Der Supercharger ist Teslas stärkster Trumpf – aber du kannst ihn noch effizienter nutzen. Mit diesen Tipps lädst du schneller, günstiger und stressfreier.

Tipp 1: Vorkonditionierung immer aktivieren

Das Wichtigste zuerst: Navigiere zum Supercharger. Wenn du das Ziel über Teslas Navigation eingibst, konditioniert das Fahrzeug die Batterie automatisch auf optimale Ladetemperatur vor.

Das kann die Ladegeschwindigkeit um 20–50% steigern – besonders im Winter.

Wichtig: Nicht die externe Navigations-App nutzen (Google Maps, Apple Maps), da diese die Vorkonditionierung nicht triggert.

Auch ohne Supercharger als Ziel kannst du manuell konditionieren: Touchscreen → Ladefläche → Beheizen einschalten – funktioniert wenn ein Supercharger in der Nähe ist.

Tipp 2: Günstigere Ladezeiten nutzen

Viele Supercharger haben zeitbasierte Preise. Nachts (22–8 Uhr) ist das Laden oft 20–40% günstiger.

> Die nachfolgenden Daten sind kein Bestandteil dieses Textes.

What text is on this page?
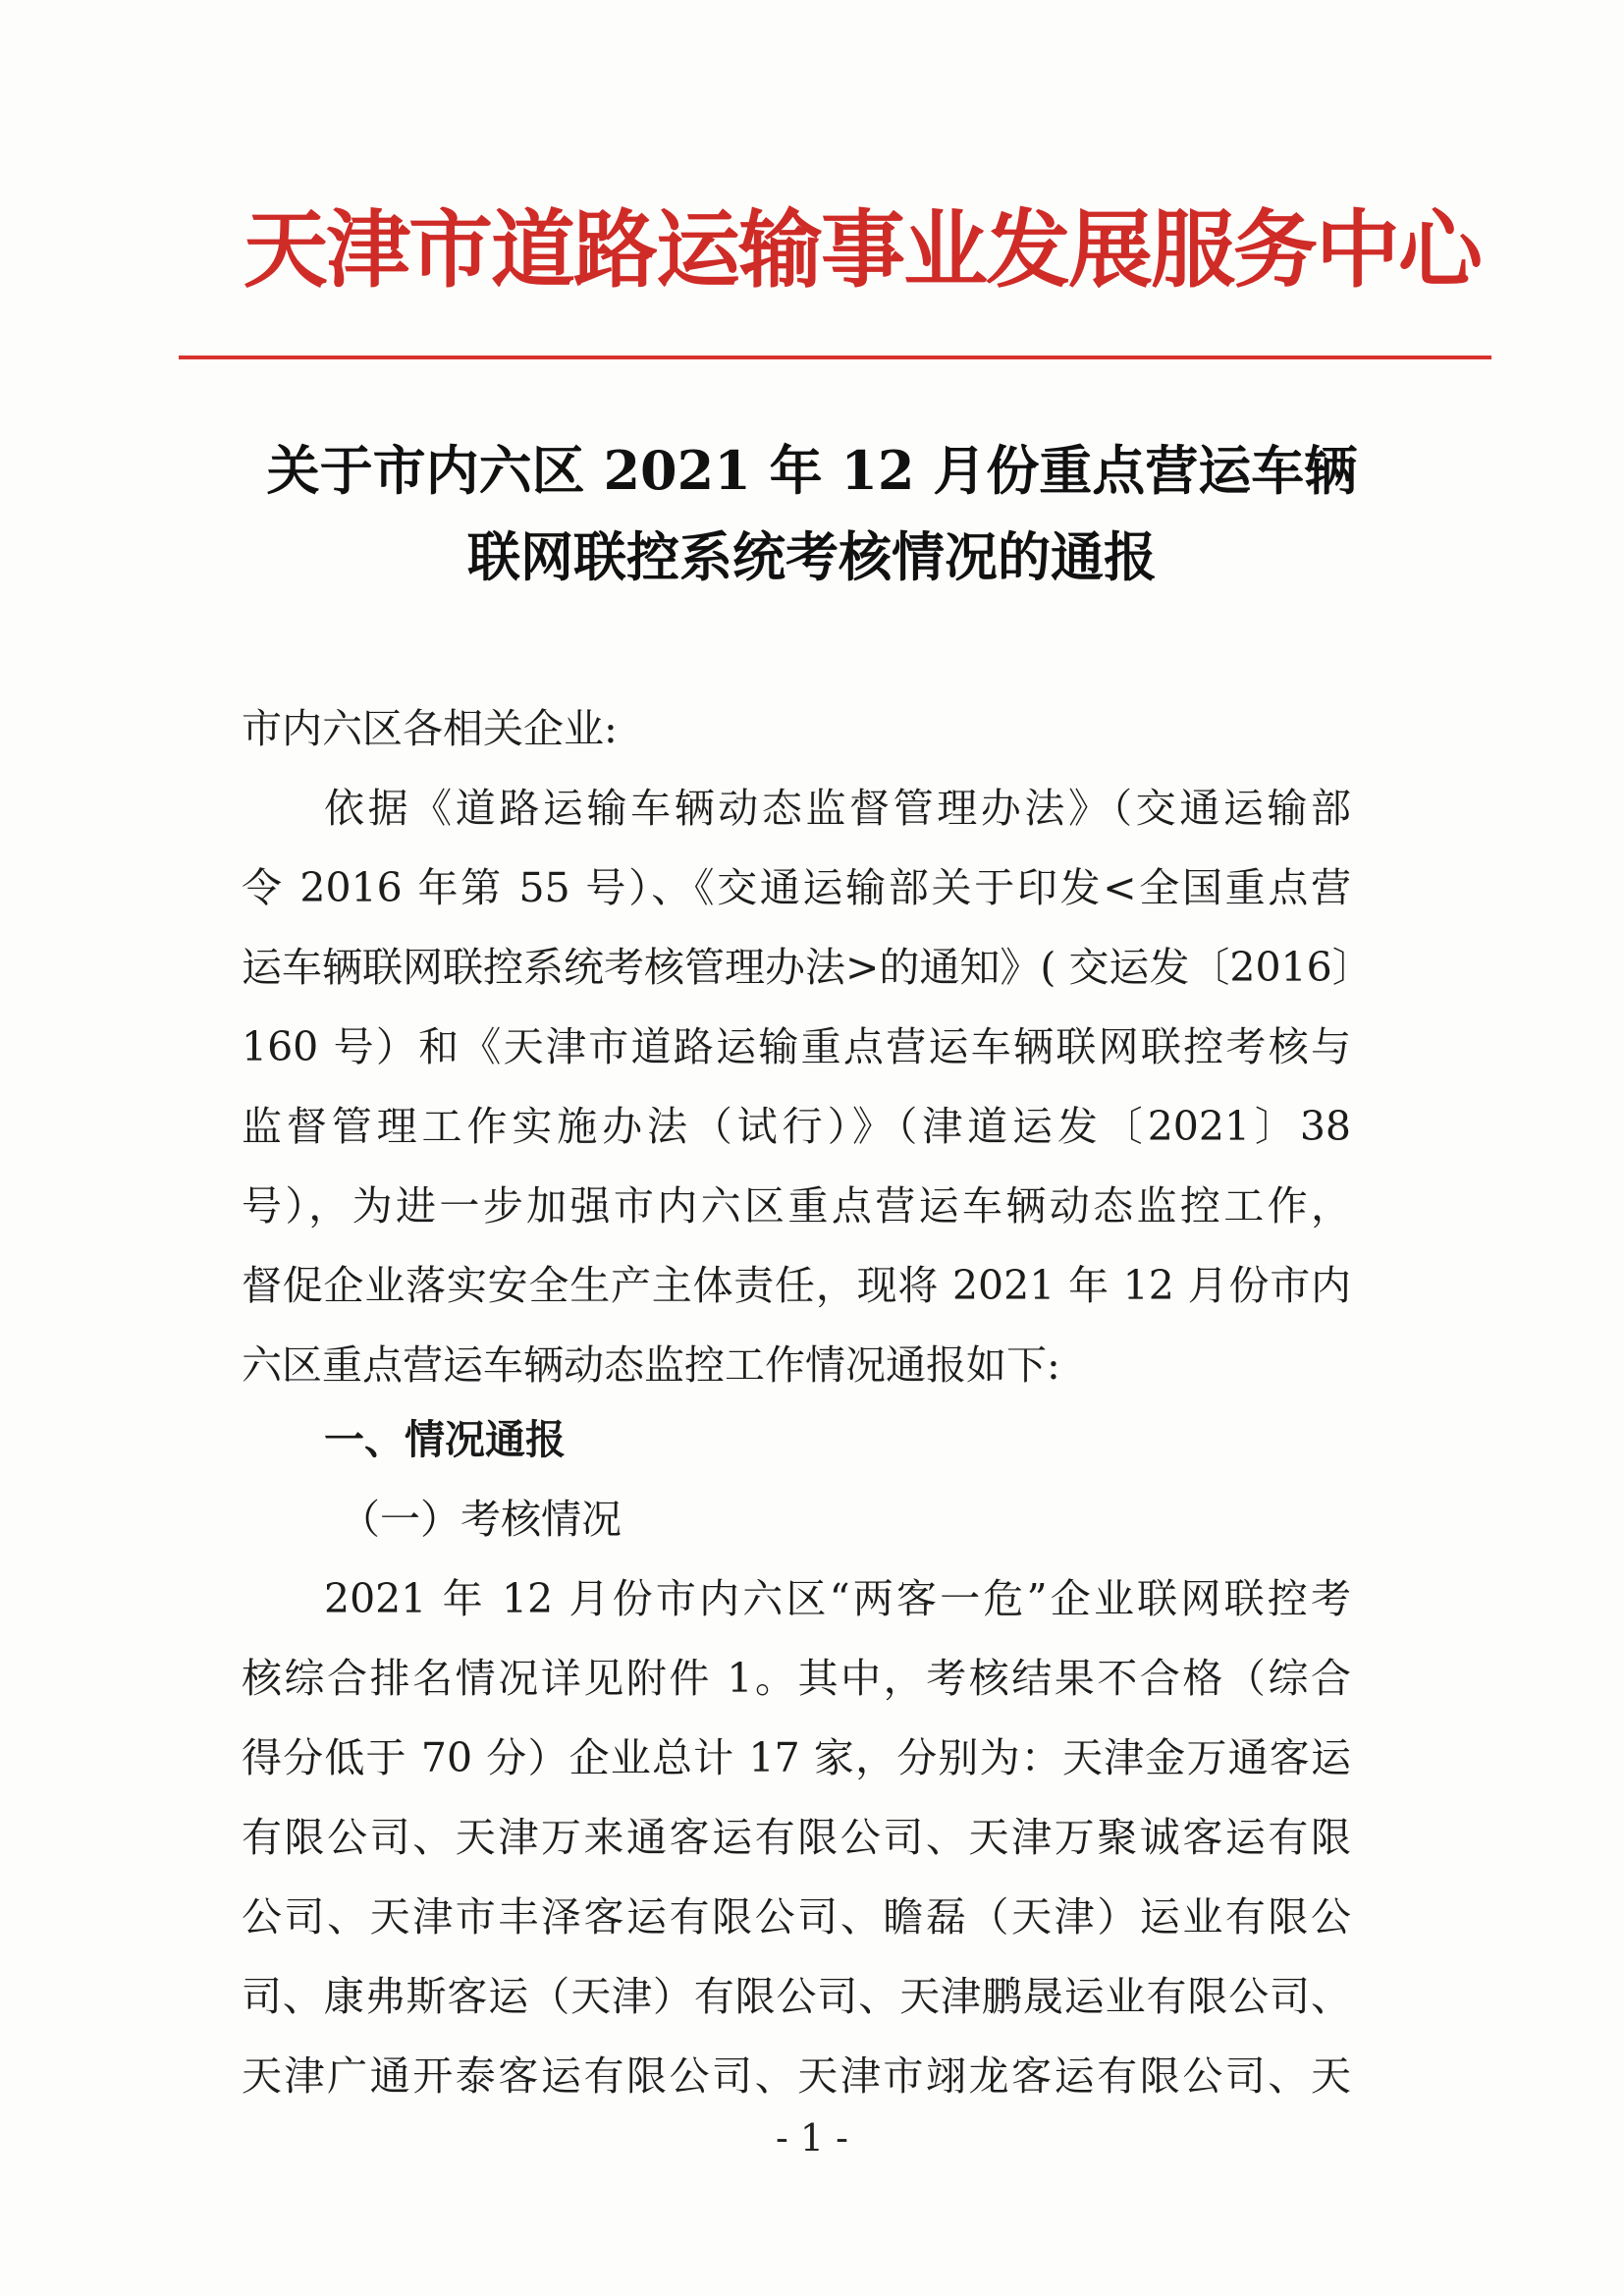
天津市道路运输事业发展服务中心
关于市内六区 2021 年 12 月份重点营运车辆
联网联控系统考核情况的通报
市内六区各相关企业:
依据《道路运输车辆动态监督管理办法》（交通运输部
令 2016 年第 55 号）、《交通运输部关于印发<全国重点营
运车辆联网联控系统考核管理办法>的通知》( 交运发〔2016〕
160 号）和《天津市道路运输重点营运车辆联网联控考核与
监督管理工作实施办法（试行）》（津道运发〔2021〕38
号），为进一步加强市内六区重点营运车辆动态监控工作，
督促企业落实安全生产主体责任，现将 2021 年 12 月份市内
六区重点营运车辆动态监控工作情况通报如下:
一、情况通报
（一）考核情况
2021 年 12 月份市内六区“两客一危”企业联网联控考
核综合排名情况详见附件 1。其中，考核结果不合格（综合
得分低于 70 分）企业总计 17 家，分别为：天津金万通客运
有限公司、天津万来通客运有限公司、天津万聚诚客运有限
公司、天津市丰泽客运有限公司、瞻磊（天津）运业有限公
司、康弗斯客运（天津）有限公司、天津鹏晟运业有限公司、
天津广通开泰客运有限公司、天津市翊龙客运有限公司、天
- 1 -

In der Tesla-App und auf der Supercharger-Karte siehst du die Tageszeit-Preise. Wenn du auf einem Roadtrip Flexibilität hast: Nacht-Laden spart bares Geld.

Tipp 3: Nicht auf 100% laden (auf Reisen)

Beim Supercharger wird die Ladekurve nach 80% deutlich flacher. Von 0→80% dauert z.B. 25 Minuten, von 80→100% oft nochmal 20+ Minuten.

Strategie auf Roadtrips: Lade auf 80–85% und fahr weiter. Das nächste Mal von niedrig auf 80% ist effizienter als einmal auf 100%.

28 minModel Y: 10→80%Supercharger V3
+20 min80→100%Kurve flacht stark ab
~30%ZeitersparnisDurch 80%-Strategie

Tipp 4: Stalls mit niedrigen Nummern wählen

Viele Supercharger-Standorte haben Paare: 1A+1B, 2A+2B etc. Beide teilen sich einen Transformator. Wenn 1A belegt ist und du an 1B lädst, teilt ihr die Leistung.

Regel: Wähle wenn möglich einen Stall, dessen Partnerstall leer ist. Oder: Wähle ungerade/gerade Nummern, die alleine sind.

Tipp 5: Idle Fee vermeiden

Tesla berechnet eine Idle Fee (Blockiergebühr), wenn das Fahrzeug voll ist aber nicht weggefahren wird. Ab 100% und Supercharger ist belegt: ca. 1 €/Minute in Deutschland.

Lösung: Stell einen Alarm in der Tesla-App ein, wenn das Laden abgeschlossen ist.

Tipp 6: Die "Gastrate" vs. Membership-Rate

Wenn du kein Tesla-Modell der letzten 2 Jahre hast oder dein Freiladeguthaben aufgebraucht ist:

  • Normalpreis: ca. 0,40–0,55 €/kWh
  • Nicht-Tesla-Fahrzeuge: ca. 0,55–0,70 €/kWh (Gastrate)

Tesla Premium Connectivity erhöht die App-Funktionen, ändert aber nicht den Ladepreis.

Tipp 7: Stau-Routing und Wartezeiten

Die Tesla-Navigation zeigt dir Wartezeiten am Supercharger an (grün = frei, gelb = belegt, rot = Schlange). Wenn ein Supercharger überlastet ist, schlägt das System alternative Standorte vor.

Tipp 8: V4-Stalls bevorzugen

V4-Supercharger liefern bis zu 350 kW statt 250 kW bei V3. Die meisten neueren Tesla-Modelle profitieren. Du erkennst V4 am schlanken weißen Säulen-Design (statt der dickeren schwarzen V3-Säulen).

Auf der Supercharger-Karte sind V4-Standorte markiert.